Joel Hellermark founded the Swedish company Sana AI when he was just 19. Now, the AI startup has raised $55 million at a $500 million valuation.
Sana AI/Andreas Johansson
SSwedish AI startup Sana was flooded last January. The Stockholm-based team grew, but the team struggled to make calls and meetings with companies such as German pharmaceutical group Merck, trading app Robinhood and Swedish home appliance maker Electrolux due to its AI tools that provide insight into the extensive internal databases and tools such as Salesforce. These were lucrative accounts, but the work for large clients was time-consuming and made it difficult to find new ones. That’s when Sana’s founder Joel Hellermark flipped the script.
Hellermark’s idea was to create a free version of the AI agent that can compose emails, take minutes of meetings and fill out simple forms that the company sells to business customers. Six months after the launch of this free tier, approximately 100,000 new workplaces have registered. Teams with more than five members pay $30 per user per month. Now, Sana has raised $55 million at a $500 million valuation to scale its research lab and fuel its commercial expansion in the United States.
“For the next billion AI users, we had to create a very different kind of user interface,” Hellermark told us Forbes. “What’s holding companies back right now is that they either have to work with Microsoft, which is extremely cumbersome, or they have to build AI assistants from scratch in-house.”
The new round led by venture capital fund NEA is modest considering the size of recent checks from AI giants like OpenAI, Anthropic and European rival Mistral, but the deal brings Sana’s total funding to more than $130 million, making it one of become the best-funded AI companies on the continent. startups. “There is unlimited demand,” Hellermark says. “I don’t think there’s ever been a clearer path to the biggest prize in enterprise software.”
Hellermark, a Forbes 30 Under 30 alum, founded the company in 2016 with a plan to use artificial intelligence to create personalized workplace training plans. Now his pitch is to connect that technology to internal databases and a host of business apps and software tools to help streamline repetitive tasks for office workers, such as updating Salesforce notes.
That pits Sana not only against Microsoft’s Copilot tool, enterprise search unicorn Glean, but also against a stack of well-funded startups like Harvey, Hebbia or Co:Helm that focus solely on automating boring jobs for lawyers, financial analysts, respectively. and doctors. . Hellermark’s AI claims to be able to bridge dozens of software tools from Slack to Sharepoint to Salesforce. “What we’re seeing from our customers is that they want a single solution to integrate, manage and then curate all their data for different use cases,” says Hellermark.
Hellermark says Sana can plug into any major language model used by a company and can also use Retrieval-Augmented Generation, a technique that allows them to tailor their AI agents to a customer’s internal data. “There will be a lot of vertical players, but we want to be the user interface layer for AI,” he says.

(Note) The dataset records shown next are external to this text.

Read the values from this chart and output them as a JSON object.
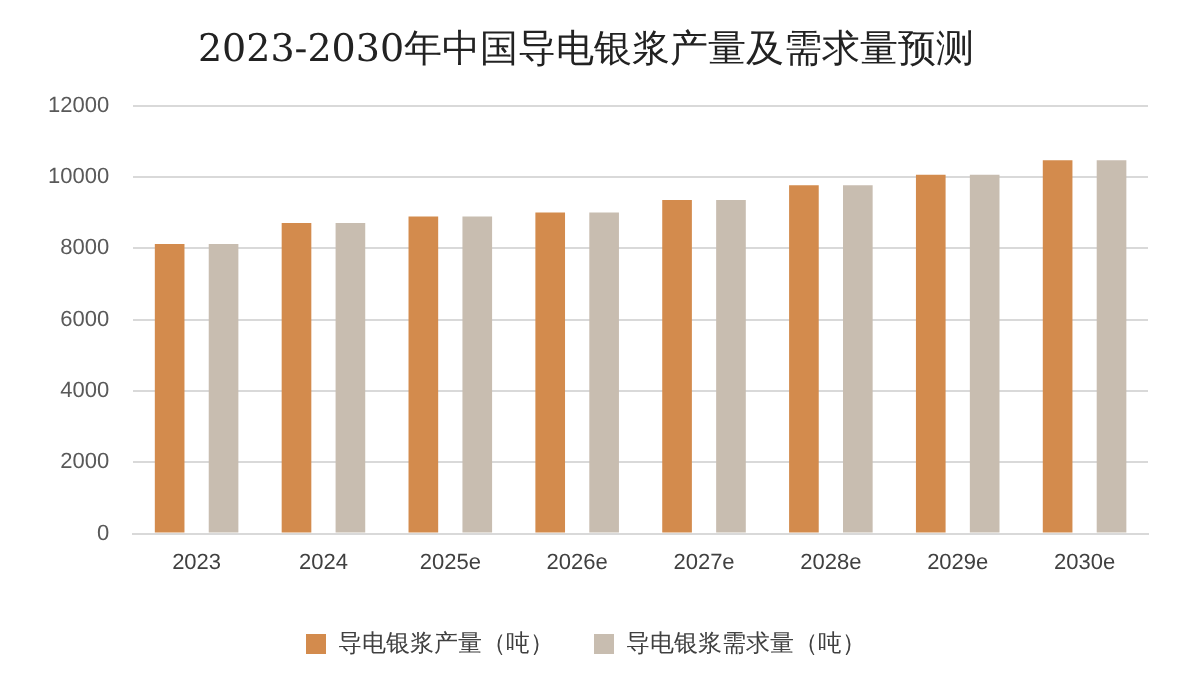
{
  "chart_data": {
    "type": "bar",
    "title": "2023-2030年中国导电银浆产量及需求量预测",
    "categories": [
      "2023",
      "2024",
      "2025e",
      "2026e",
      "2027e",
      "2028e",
      "2029e",
      "2030e"
    ],
    "series": [
      {
        "name": "导电银浆产量（吨）",
        "color": "#d38b4d",
        "values": [
          8120,
          8710,
          8890,
          9000,
          9350,
          9770,
          10060,
          10470
        ]
      },
      {
        "name": "导电银浆需求量（吨）",
        "color": "#c8bdb0",
        "values": [
          8120,
          8710,
          8890,
          9000,
          9350,
          9770,
          10060,
          10470
        ]
      }
    ],
    "ylim": [
      0,
      12000
    ],
    "yticks": [
      0,
      2000,
      4000,
      6000,
      8000,
      10000,
      12000
    ],
    "grid": "y",
    "legend": "bottom"
  }
}
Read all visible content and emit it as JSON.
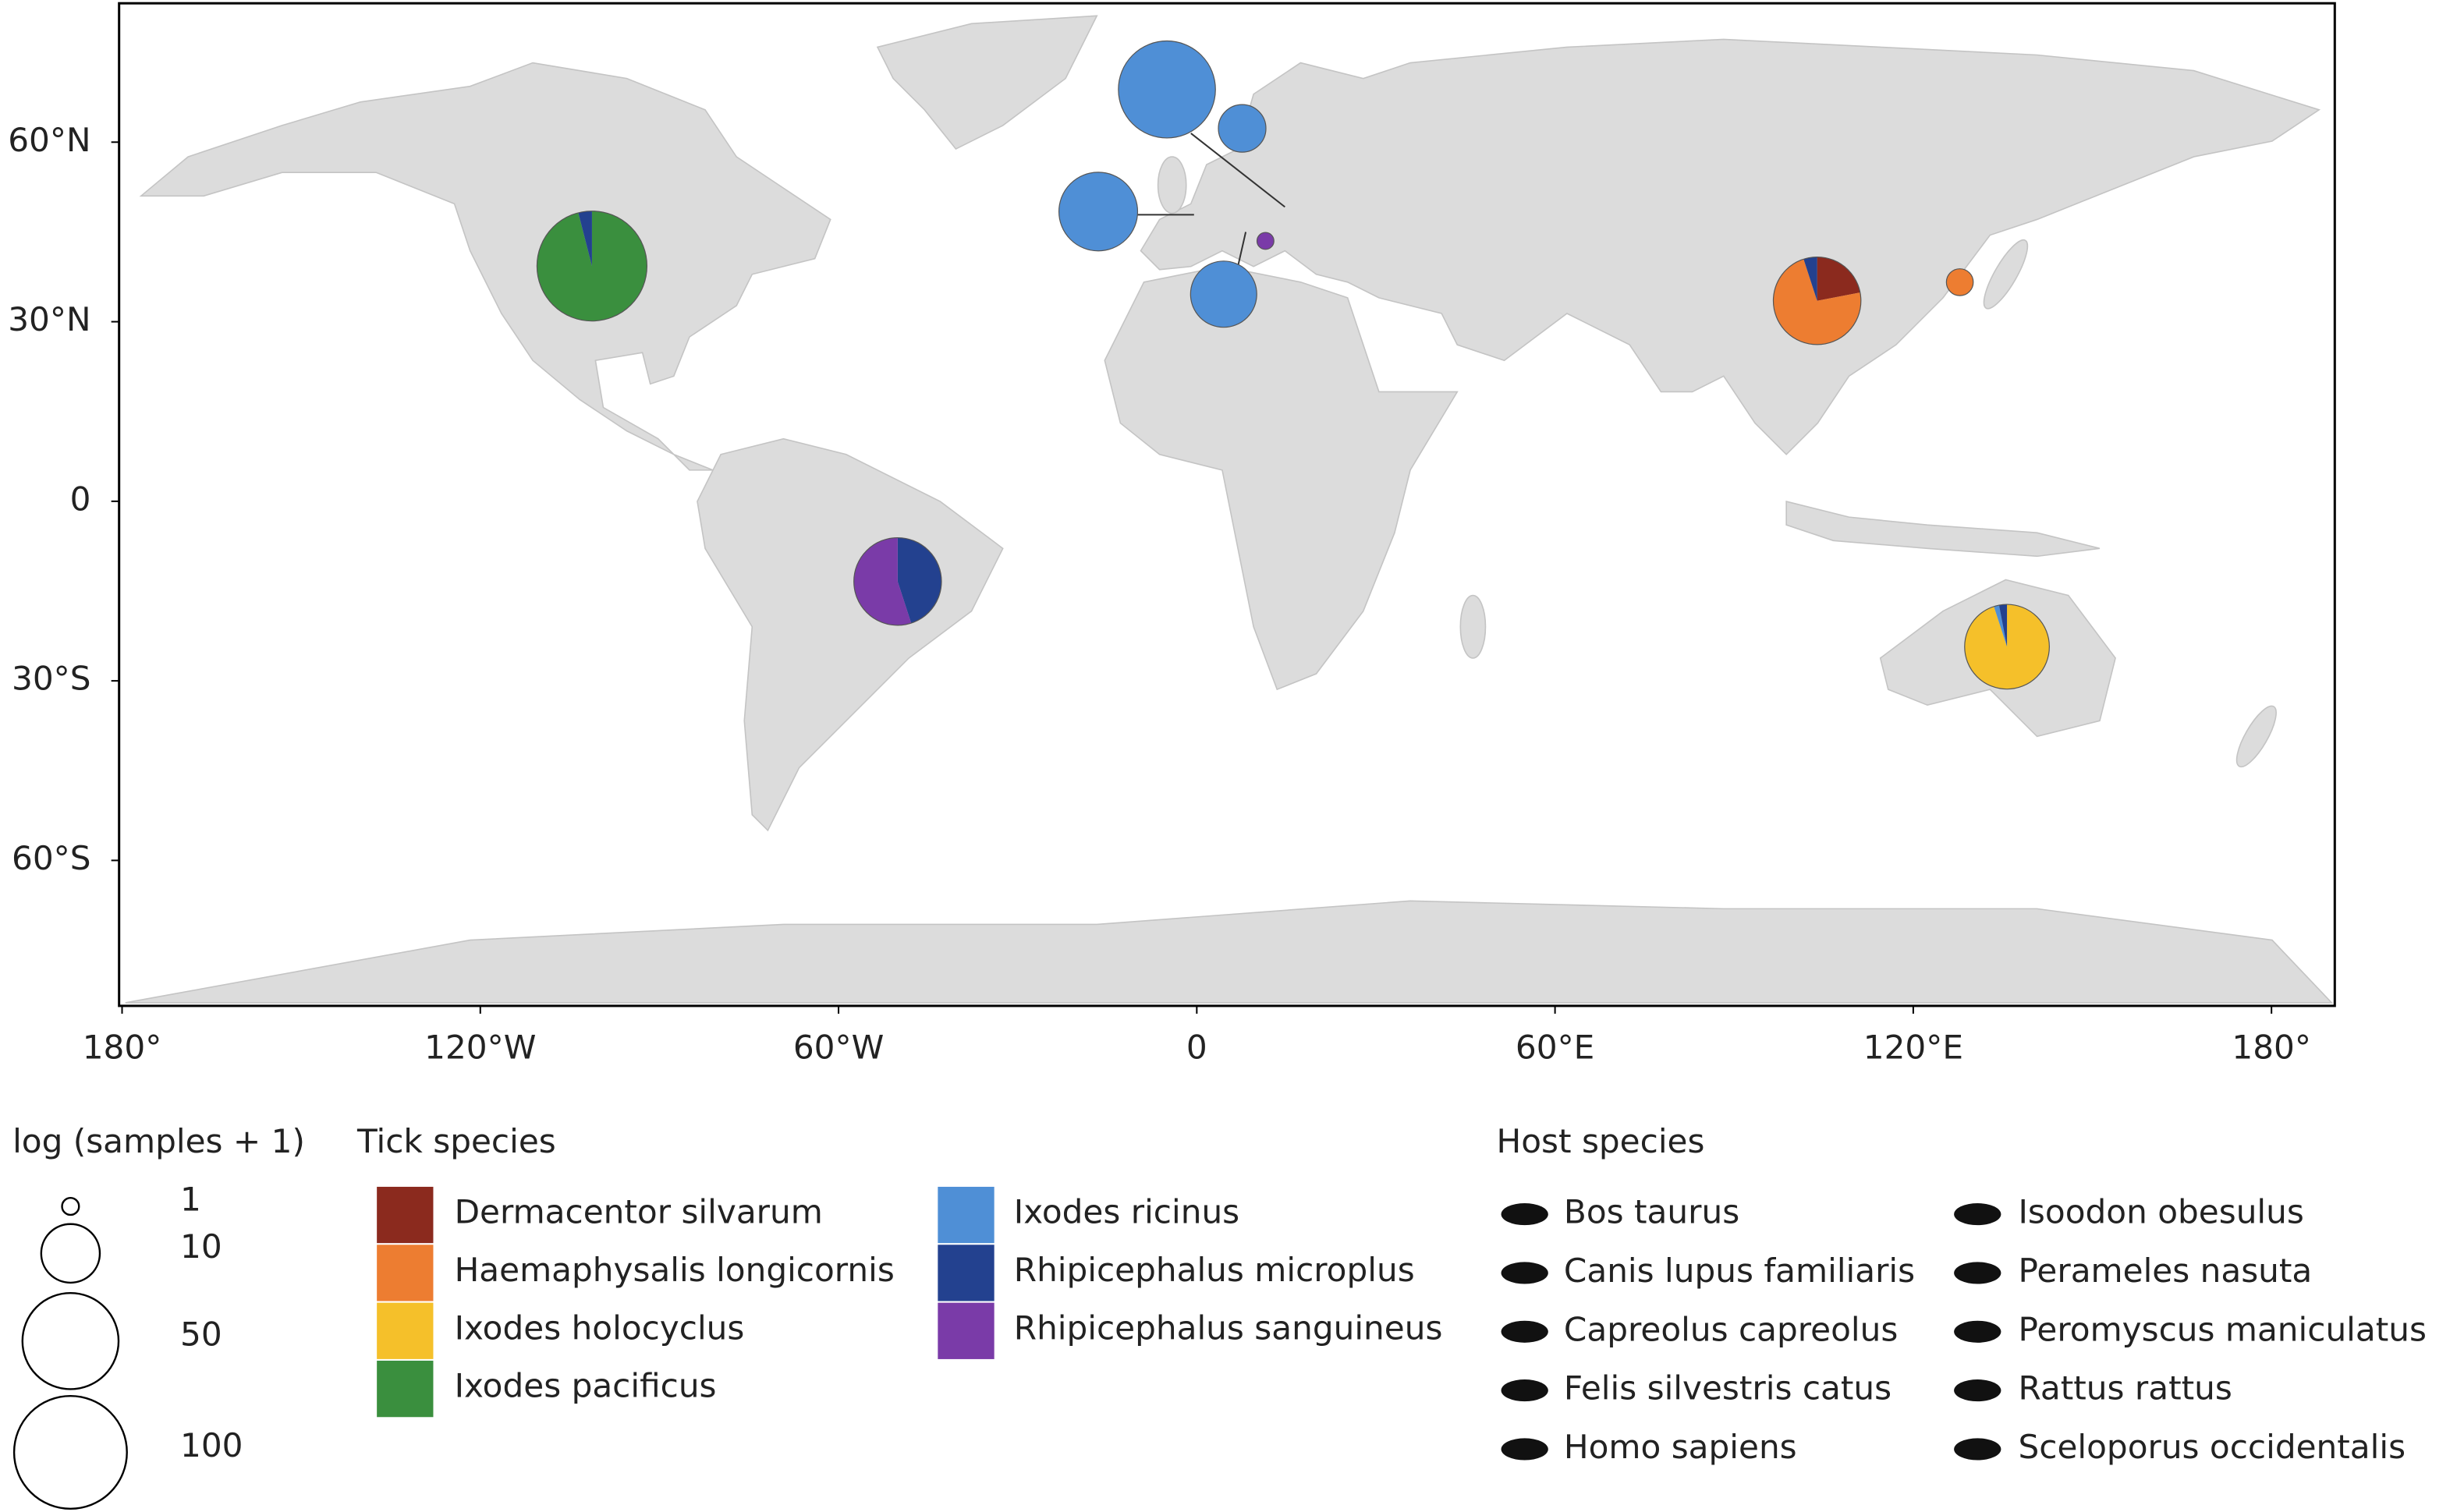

The new round led by NEA doubles Sana’s valuation from its last investment round in May 2023. Sana currently has more than $20 million in annual recurring revenue but is not yet at breakeven, according to sources close to the company.
“When we first invested, Sana was growing well, but now there is a real inflection point in growth,” said Scott Sandell, executive chairman of NEA. “I’m a big believer that free is the most powerful business model in the world… it’s a very powerful way to capture a market and generate revenue later.”
Sana has also made other strategic moves: In September, it acquired Tel Aviv-based AI agent startup CTRL in a previously unreported deal. In July, it hired former Google and Inceptive AI researcher Oscar Täckström as chief scientist, as well as former Apple designer Eric Olmers. “We bring the Nordic design ethos to enable companies to go from five internal AI use cases to thousands,” says Hellermark.